It’s Not What You Think: The Story of Urethral Dilation in Women
“I have been getting my urethra dilated since I was a young woman in my 20’s,” said the 70 year old woman in front of me. “Why is that?” I asked. “Well, I had lots of infections after I got married, and the doctor said that my urethra was too small and needed to be stretched.” “Do you still get infections?” “No, not in a long time but when I start to notice that my urine stream is slower, and I feel like I’m going to the bathroom a lot more frequently, I know I need to be dilated again.”
This is not an uncommon story. Urethral dilation has been utilized for a variety of female urinary complaints both irritative (urinary frequency, urgency and burning with urination) and obstructive (hesitancy to the start of urinary stream, weak urinary stream, straining to urinate and feeling of incomplete emptying). These symptoms may indicate a urinary tract infection, but they are not specific for it. In other words, something else may be causing the bladder to feel irritated. If a urinalysis and culture do not demonstrate bacteria, the symptoms are not caused by a bladder infection.
Urethral stricture is the diagnosis that is given to some women to explain the need for dilation, yet strictures are very rare in women who have not had urethral surgery or trauma such as a pelvic fracture. The overwhelming majority of women who claim a urethral stricture based on a prior history of urethral dilation do not have one. For many of these women the source of their urinary symptoms is multifactorial , and often a single source is not clear. We all tend to be better concrete thinkers than abstract ones; therefore, explanations for symptoms such as “urinary tract infection” or “urethral stricture or scar” are much easier to understand than the explanation of we don’t know what is producing the symptoms. I suspect that this is why these diagnoses are frequently used erroneously. Conditions that are common sources for urinary symptoms are dry vaginal tissues from loss of estrogen (atrophic vaginitis) or overactive bladder, and treatment is medical. These conditions can be improved or cured with treatments that do not require a painful and traumatic stretching of her urethra; furthermore, dilation of the urethra does nothing for them.
Urethral dilation is a procedure usually performed in the office. A woman’s urethra is progressively dilated with metal tubes until significant resistance is met and/ or the physician feels it is “stretched” enough. The rationale behind urethral dilation in women is that the stretching of the urethra will tear the small nerve endings in the urethra and neck of the bladder causing a temporary anesthesia in those areas, thereby reducing or eradicating their irritative bladder symptoms. In some cases women will achieve relief of their symptoms from urethral dilation, but at potential cost to the
health and integrity of their urethra. Ironically, chronic dilation of the urethra can cause progressive scarring of it due to repeated trauma.

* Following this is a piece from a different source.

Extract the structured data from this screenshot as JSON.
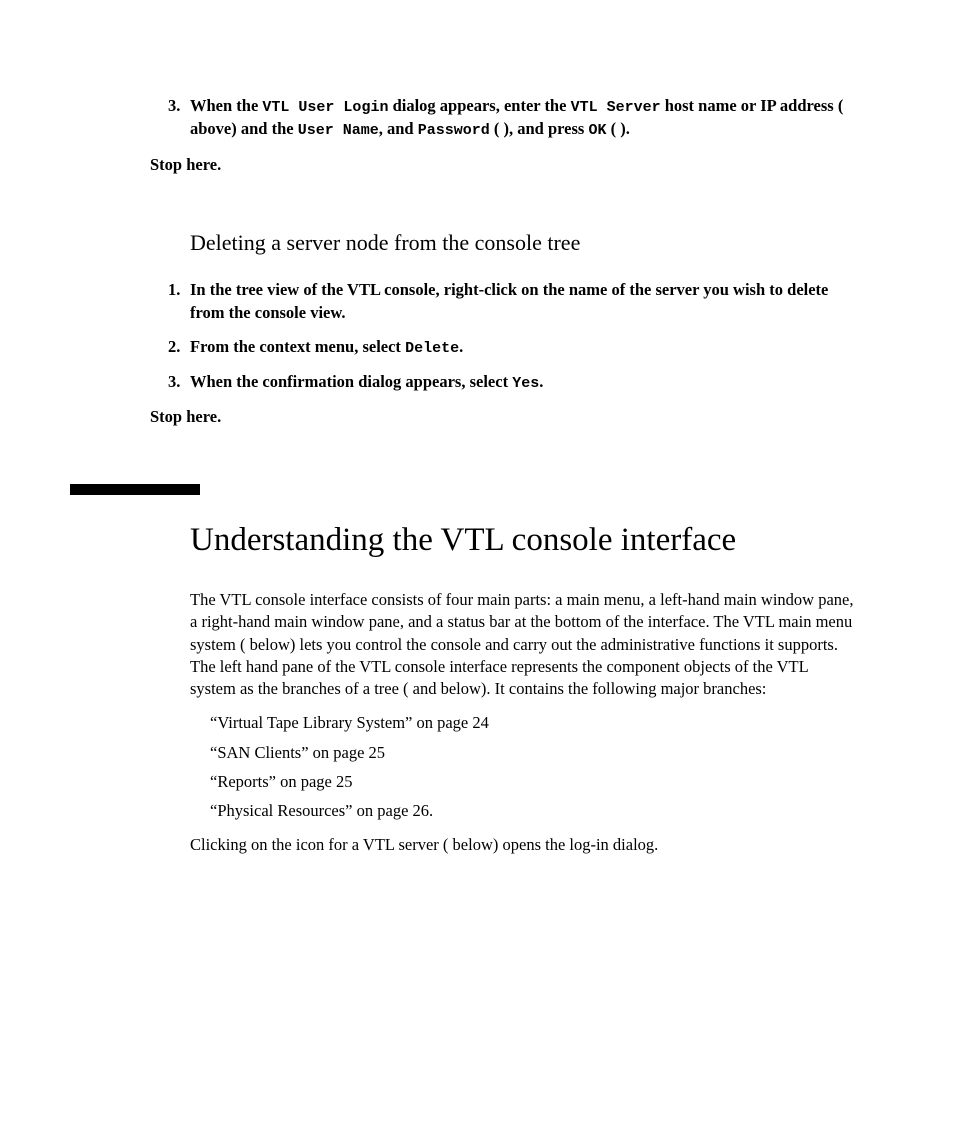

I would like to say that urethral dilation is a relic of a bygone era in urology, and a reliable predictor of the age of the urologist; this is unfortunately not the case. A better approach is to evaluate the woman for correctable causes of her symptoms, and treat any identified. When no obvious source can be found, it is appropriate to offer symptomatic relief with medications and/or pelvic floor exercises and physical therapy. Since obstructive symptoms are less common, women with obstructive symptoms and certainly any who fail to respond to thoughtful and reasonable treatments may require a more invasive evaluation such as cystoscopy (to use a scope to look in the bladder) or urodynamics (see explanation under FYI section).